Harry, a tall, square-jawed man, cleared his throat. “Yes,” he said, picking the little boy up in his arms. As soon as Billy was situated with his hurt leg carefully cradled, he placed his head in the crook between his father’s neck and shoulder and closed his eyes.
Julie smiled at the tender moment but got back to business right away. “One more thing,” she said. “I didn’t get a chance to see if the jungle gym was rusted. Do you remember?”

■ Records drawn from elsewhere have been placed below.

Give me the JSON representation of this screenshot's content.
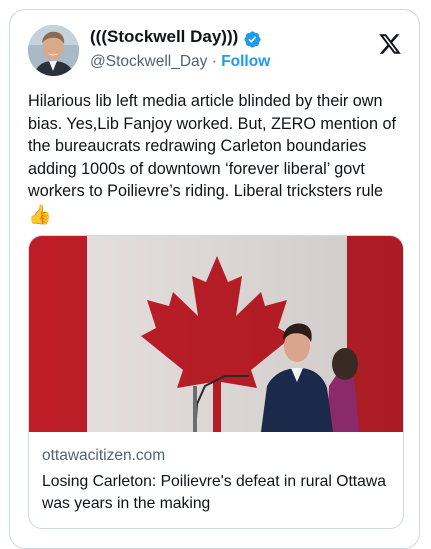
{
  "author": {
    "display_name": "(((Stockwell Day)))",
    "handle": "@Stockwell_Day",
    "separator": "·",
    "follow_label": "Follow"
  },
  "tweet": {
    "text": "Hilarious lib left media article blinded by their own bias. Yes,Lib Fanjoy worked. But, ZERO mention of the bureaucrats redrawing Carleton boundaries adding 1000s of downtown ‘forever liberal’ govt workers to Poilievre’s riding. Liberal tricksters rule",
    "emoji": "👍"
  },
  "link_card": {
    "domain": "ottawacitizen.com",
    "title": "Losing Carleton: Poilievre's defeat in rural Ottawa was years in the making"
  },
  "colors": {
    "accent": "#1d9bf0",
    "text": "#0f1419",
    "muted": "#536471",
    "border": "#cfd9de",
    "flag_red": "#c8202a"
  },
  "icons": {
    "verified": "verified-badge-icon",
    "platform": "x-logo-icon"
  }
}
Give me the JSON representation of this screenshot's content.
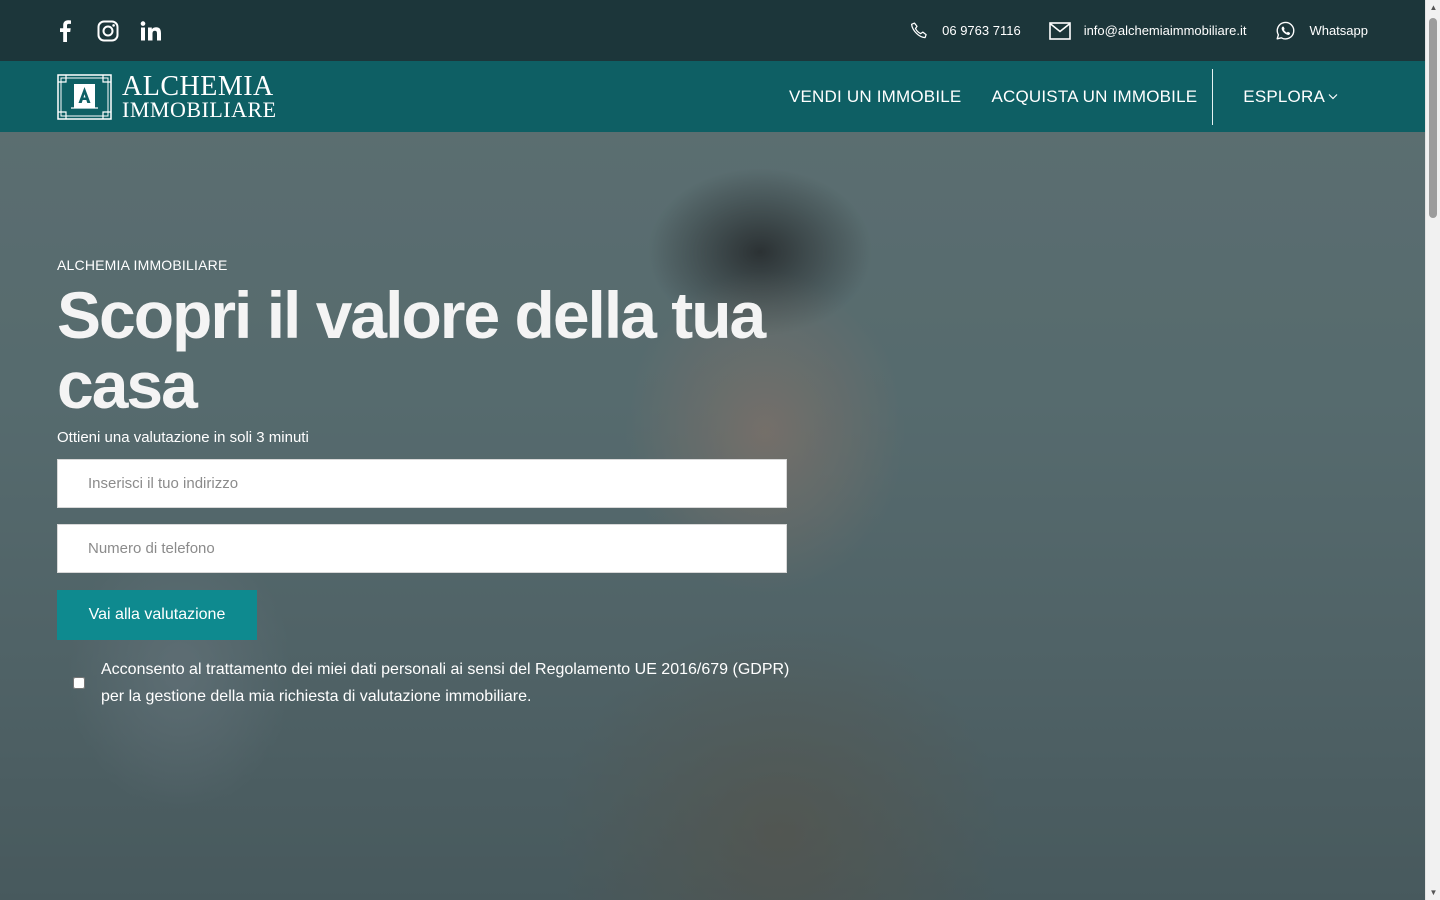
{
  "topbar": {
    "social": [
      "facebook-icon",
      "instagram-icon",
      "linkedin-icon"
    ],
    "phone": "06 9763 7116",
    "email": "info@alchemiaimmobiliare.it",
    "whatsapp": "Whatsapp"
  },
  "nav": {
    "logo_line1": "ALCHEMIA",
    "logo_line2": "IMMOBILIARE",
    "items": [
      "VENDI UN IMMOBILE",
      "ACQUISTA UN IMMOBILE"
    ],
    "explore": "ESPLORA"
  },
  "hero": {
    "eyebrow": "ALCHEMIA IMMOBILIARE",
    "title": "Scopri il valore della tua casa",
    "subtitle": "Ottieni una valutazione in soli 3 minuti",
    "address_placeholder": "Inserisci il tuo indirizzo",
    "phone_placeholder": "Numero di telefono",
    "cta": "Vai alla valutazione",
    "consent": "Acconsento al trattamento dei miei dati personali ai sensi del Regolamento UE 2016/679 (GDPR) per la gestione della mia richiesta di valutazione immobiliare."
  },
  "colors": {
    "topbar_bg": "#1c363a",
    "nav_bg": "#0e5f64",
    "cta_bg": "#0e8a8f"
  }
}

“I don’t think so,” Harry said. Pru just shrugged.
“Hmm. Why don’t I go by to take a look this evening? With these kinds of injuries, sometimes we do an extra booster, just in case, but it’ll depend on what I find.”
“Should we get one now to be safe?” Pru asked, standing.
“It’s not necessary. Billy’s been through enough today, and if he needs a booster, he’ll be fine as long as he gets one within forty-eight hours. Why don’t you give me the name of your Boston pediatrician so I can call tomorrow morning for a brief chat?” The Millers owned houses in both Star Harbor and Boston. That meant they had two sets of everything, including doctors.